上図は、後手角交換振り飛車からの進展で△3七金と桂馬を取った局面。ソフトの評価値-483で後手有利。
△3七金はまだ先手玉に詰めろがかかっていませんが、飛車取りで部分的にはかなり危険な形です。
後手玉は馬付きでしっかりしているようで、後手玉に即詰みはありません。
先手は飛車を取られては勝てないので忙しいのですが、次の手はさっぱりでした。
実戦は▲4五桂△4七馬で、ソフトの評価値-6834で後手勝勢。
この手順の▲4五桂は詰めろですが、△4七馬が詰めろ逃れの詰めろになっておりこの手をうっかりしていました。
1手ばったりとはいえ、大駒を移動して玉の逃げ道を広くする手は昔から見えていません。
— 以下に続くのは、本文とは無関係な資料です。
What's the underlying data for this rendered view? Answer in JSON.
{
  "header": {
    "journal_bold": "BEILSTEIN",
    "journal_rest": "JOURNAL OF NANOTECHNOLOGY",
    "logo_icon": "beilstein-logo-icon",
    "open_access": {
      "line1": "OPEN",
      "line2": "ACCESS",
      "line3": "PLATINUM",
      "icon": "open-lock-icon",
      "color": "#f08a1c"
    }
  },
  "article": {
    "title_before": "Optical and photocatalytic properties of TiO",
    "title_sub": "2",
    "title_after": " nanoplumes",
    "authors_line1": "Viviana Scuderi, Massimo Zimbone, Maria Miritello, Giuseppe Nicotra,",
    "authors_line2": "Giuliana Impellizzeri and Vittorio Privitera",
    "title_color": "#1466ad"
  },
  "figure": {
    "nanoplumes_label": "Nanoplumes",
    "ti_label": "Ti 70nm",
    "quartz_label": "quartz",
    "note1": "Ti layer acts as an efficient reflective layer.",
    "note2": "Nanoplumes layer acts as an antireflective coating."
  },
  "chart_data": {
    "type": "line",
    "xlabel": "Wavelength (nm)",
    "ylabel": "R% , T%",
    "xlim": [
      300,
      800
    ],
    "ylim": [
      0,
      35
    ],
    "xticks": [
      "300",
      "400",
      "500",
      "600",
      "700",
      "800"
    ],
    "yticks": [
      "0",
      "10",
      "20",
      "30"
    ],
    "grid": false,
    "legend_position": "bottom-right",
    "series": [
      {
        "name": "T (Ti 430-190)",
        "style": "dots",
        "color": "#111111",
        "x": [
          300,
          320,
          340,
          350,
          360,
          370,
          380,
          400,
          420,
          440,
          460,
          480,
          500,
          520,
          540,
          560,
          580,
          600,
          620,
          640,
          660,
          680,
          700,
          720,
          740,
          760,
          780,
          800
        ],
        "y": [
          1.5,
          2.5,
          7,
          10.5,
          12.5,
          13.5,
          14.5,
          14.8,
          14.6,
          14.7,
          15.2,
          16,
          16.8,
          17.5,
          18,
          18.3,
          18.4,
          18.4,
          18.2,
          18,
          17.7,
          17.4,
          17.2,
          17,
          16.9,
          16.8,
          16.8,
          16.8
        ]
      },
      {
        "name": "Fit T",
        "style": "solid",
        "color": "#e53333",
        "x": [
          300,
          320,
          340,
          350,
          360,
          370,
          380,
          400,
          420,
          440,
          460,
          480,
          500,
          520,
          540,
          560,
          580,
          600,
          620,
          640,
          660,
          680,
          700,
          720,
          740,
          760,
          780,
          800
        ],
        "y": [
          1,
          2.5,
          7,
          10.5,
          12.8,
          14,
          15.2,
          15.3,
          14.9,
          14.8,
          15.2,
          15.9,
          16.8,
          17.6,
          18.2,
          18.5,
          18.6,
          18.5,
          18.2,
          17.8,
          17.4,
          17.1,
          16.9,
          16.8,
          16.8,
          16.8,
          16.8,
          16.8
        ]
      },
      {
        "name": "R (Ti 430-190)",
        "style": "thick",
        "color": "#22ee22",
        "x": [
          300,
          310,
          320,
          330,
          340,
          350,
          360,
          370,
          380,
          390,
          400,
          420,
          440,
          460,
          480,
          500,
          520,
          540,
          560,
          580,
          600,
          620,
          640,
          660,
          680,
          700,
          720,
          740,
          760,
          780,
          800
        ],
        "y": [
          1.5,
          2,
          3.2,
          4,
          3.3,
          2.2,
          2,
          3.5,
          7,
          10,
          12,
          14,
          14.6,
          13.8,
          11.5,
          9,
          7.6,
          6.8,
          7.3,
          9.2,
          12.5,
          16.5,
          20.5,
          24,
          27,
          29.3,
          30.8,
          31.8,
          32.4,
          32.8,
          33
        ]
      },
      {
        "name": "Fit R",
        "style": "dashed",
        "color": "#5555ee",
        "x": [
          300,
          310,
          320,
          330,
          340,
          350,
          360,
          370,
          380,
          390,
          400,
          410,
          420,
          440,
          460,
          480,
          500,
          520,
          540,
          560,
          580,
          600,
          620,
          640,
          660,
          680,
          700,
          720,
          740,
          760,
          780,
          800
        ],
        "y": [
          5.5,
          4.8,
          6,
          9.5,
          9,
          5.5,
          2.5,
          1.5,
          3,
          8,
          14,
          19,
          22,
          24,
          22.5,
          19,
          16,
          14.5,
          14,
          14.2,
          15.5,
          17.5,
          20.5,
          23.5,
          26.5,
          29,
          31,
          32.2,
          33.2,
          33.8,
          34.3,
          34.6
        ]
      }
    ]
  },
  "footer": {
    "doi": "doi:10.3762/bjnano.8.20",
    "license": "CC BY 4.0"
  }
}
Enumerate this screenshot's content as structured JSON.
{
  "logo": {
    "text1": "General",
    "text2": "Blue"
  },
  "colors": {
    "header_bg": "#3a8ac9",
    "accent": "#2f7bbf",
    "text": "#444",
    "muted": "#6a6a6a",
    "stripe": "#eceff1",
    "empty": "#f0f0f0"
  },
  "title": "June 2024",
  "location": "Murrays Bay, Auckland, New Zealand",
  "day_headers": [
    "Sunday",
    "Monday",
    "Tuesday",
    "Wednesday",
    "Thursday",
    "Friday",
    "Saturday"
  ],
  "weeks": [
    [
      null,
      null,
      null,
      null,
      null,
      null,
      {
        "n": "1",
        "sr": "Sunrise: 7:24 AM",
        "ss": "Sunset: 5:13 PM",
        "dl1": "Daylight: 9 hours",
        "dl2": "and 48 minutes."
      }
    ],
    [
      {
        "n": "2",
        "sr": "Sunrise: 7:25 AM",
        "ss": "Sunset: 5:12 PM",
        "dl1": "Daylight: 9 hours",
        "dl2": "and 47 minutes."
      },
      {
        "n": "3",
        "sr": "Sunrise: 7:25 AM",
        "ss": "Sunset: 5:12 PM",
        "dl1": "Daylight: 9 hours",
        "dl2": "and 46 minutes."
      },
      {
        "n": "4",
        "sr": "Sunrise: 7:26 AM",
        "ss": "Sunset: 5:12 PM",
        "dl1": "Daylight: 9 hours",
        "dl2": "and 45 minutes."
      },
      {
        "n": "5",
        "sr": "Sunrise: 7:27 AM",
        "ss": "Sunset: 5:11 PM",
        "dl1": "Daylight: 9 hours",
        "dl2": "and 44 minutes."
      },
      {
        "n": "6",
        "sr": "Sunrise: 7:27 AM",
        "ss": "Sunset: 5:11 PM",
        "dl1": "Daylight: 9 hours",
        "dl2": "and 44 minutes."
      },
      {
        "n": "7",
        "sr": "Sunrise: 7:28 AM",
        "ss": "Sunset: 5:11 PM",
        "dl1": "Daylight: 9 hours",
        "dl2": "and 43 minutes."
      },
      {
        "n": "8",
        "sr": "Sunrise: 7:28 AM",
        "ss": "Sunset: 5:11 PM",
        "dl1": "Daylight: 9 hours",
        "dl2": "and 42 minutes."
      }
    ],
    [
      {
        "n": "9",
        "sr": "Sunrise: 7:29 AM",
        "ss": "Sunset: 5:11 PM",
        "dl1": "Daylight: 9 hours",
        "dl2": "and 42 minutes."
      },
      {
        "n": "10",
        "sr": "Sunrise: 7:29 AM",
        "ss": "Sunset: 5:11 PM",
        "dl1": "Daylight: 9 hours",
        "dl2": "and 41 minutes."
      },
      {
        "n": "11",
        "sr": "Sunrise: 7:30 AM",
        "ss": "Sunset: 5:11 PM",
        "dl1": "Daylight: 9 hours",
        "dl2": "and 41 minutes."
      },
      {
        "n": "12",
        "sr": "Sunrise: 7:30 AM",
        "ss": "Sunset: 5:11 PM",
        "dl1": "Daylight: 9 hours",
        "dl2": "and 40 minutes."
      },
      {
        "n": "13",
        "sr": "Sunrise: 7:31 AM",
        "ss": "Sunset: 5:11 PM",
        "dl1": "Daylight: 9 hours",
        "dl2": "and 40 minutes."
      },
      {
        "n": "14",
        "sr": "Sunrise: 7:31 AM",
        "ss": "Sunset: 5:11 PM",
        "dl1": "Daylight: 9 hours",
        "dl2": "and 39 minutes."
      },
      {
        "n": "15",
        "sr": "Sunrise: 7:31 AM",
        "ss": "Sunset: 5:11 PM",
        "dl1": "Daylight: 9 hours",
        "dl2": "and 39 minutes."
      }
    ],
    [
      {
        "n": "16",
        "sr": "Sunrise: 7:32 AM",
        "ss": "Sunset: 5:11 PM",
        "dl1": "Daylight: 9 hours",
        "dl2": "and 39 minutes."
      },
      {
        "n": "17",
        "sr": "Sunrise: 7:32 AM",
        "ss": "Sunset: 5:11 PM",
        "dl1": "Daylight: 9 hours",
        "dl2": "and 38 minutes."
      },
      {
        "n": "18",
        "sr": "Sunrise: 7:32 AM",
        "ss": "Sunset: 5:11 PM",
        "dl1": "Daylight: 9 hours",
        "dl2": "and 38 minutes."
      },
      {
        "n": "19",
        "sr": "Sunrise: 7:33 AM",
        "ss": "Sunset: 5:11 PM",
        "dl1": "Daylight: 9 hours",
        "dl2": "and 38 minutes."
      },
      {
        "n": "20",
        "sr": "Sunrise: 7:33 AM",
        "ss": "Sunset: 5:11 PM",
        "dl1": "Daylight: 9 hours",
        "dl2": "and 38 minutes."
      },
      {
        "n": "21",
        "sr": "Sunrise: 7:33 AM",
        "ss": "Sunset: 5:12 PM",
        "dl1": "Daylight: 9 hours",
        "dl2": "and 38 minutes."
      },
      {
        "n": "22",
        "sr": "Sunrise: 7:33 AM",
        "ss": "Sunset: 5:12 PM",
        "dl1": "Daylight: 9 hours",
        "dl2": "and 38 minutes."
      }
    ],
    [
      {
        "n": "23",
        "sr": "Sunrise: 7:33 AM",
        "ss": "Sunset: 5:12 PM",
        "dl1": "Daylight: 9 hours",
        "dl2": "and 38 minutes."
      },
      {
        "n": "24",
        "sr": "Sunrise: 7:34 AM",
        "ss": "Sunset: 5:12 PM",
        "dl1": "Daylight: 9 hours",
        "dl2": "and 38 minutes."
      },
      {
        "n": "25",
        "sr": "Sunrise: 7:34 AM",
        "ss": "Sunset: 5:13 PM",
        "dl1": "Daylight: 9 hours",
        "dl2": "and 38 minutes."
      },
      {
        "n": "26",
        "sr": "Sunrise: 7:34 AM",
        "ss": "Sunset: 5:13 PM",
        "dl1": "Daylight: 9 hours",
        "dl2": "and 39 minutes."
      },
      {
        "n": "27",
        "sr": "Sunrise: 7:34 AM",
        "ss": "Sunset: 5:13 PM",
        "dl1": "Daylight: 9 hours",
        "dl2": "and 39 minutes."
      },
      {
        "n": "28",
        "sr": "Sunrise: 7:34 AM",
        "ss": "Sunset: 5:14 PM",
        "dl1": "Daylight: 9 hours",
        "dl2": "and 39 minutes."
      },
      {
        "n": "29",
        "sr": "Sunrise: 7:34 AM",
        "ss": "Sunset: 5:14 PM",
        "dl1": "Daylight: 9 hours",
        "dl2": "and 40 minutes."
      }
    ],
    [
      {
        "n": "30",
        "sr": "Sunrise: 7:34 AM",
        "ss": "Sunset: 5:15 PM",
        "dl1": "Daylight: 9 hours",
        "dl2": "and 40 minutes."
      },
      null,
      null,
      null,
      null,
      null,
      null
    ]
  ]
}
終盤で手が見えないとこのようになるという典型的なパターンです。
▲4五桂では▲6五桂がありました。
▲6五桂△同歩▲3八飛△同金▲同玉△6六歩で、ソフトの評価値-400で後手有利。

この手順の▲6五桂は詰めろですが、後手の馬の利きを止める手でもあります。
後手は△6五同歩としましたが、そこで▲3八飛が浮かびにくいです。
守りが薄い玉なので飛車は渡しづらいのですが、▲1八飛と逃げても△2六桂でそれより先手が早い手がないのでまずいです。
よって▲3八飛から飛車と金の交換になりますが、そこで△6六歩の王手で先手がどう対応するかです。
△6六歩の局面は後手有利のようですが、先手はどのように粘るかが気になります。
△6六歩以下▲3七玉△3四桂▲6四歩△同馬▲同馬△同玉▲3一角で、ソフトの評価値-663で後手有利。

この手順の▲3七玉は守り駒がいないので危険な形ですが、迷ったら上に逃げるという手のようです。
先手は▲3七玉~▲2六玉~▲3五玉から入玉を目指すのが相手にとって一番面倒な指し方かもしれません。
後手は将来7四の馬を攻めに使いたいのですが、7四の馬がいなくなると▲6四金から後手玉が詰んでしまいます。
これが▲6五桂と打ち捨てた効果でもあり、6四の地点に空間をあけると後手玉も少し嫌な形になります。
▲3七玉に△3四桂は逃げ道封鎖で実戦的ですが、先手は自玉が薄いのにも関わらず▲6四歩△同馬▲同馬△同玉▲3一角と攻めるのが盲点です。
先手玉もかなり危ない形ですが、即詰みはなさそうです。
また▲3一角は次に▲5二龍からの詰めろになっているので、後手は受けることになりそうです。
実戦的には▲3一角には△5三桂と打って後手有利のようですが、元々の局面の先手の危険な状態から考えたらいい粘りのようです。
▲6五桂と一時的に相手の馬の利きを止めると同時に、6四に空間をあけることで9一の馬を活用するという部分的には夢のような手順です。
また▲3八飛と飛車と金の交換になっても強く受けるというのも浮かびにくく、ただ自陣に金駒を埋めるだけでが受けではなさそうです。
少しでも上段に玉を上げて分かりにくい形にするというのも実戦的なようです。
意外な粘り方で分かりにくい形にするのが参考になった1局でした。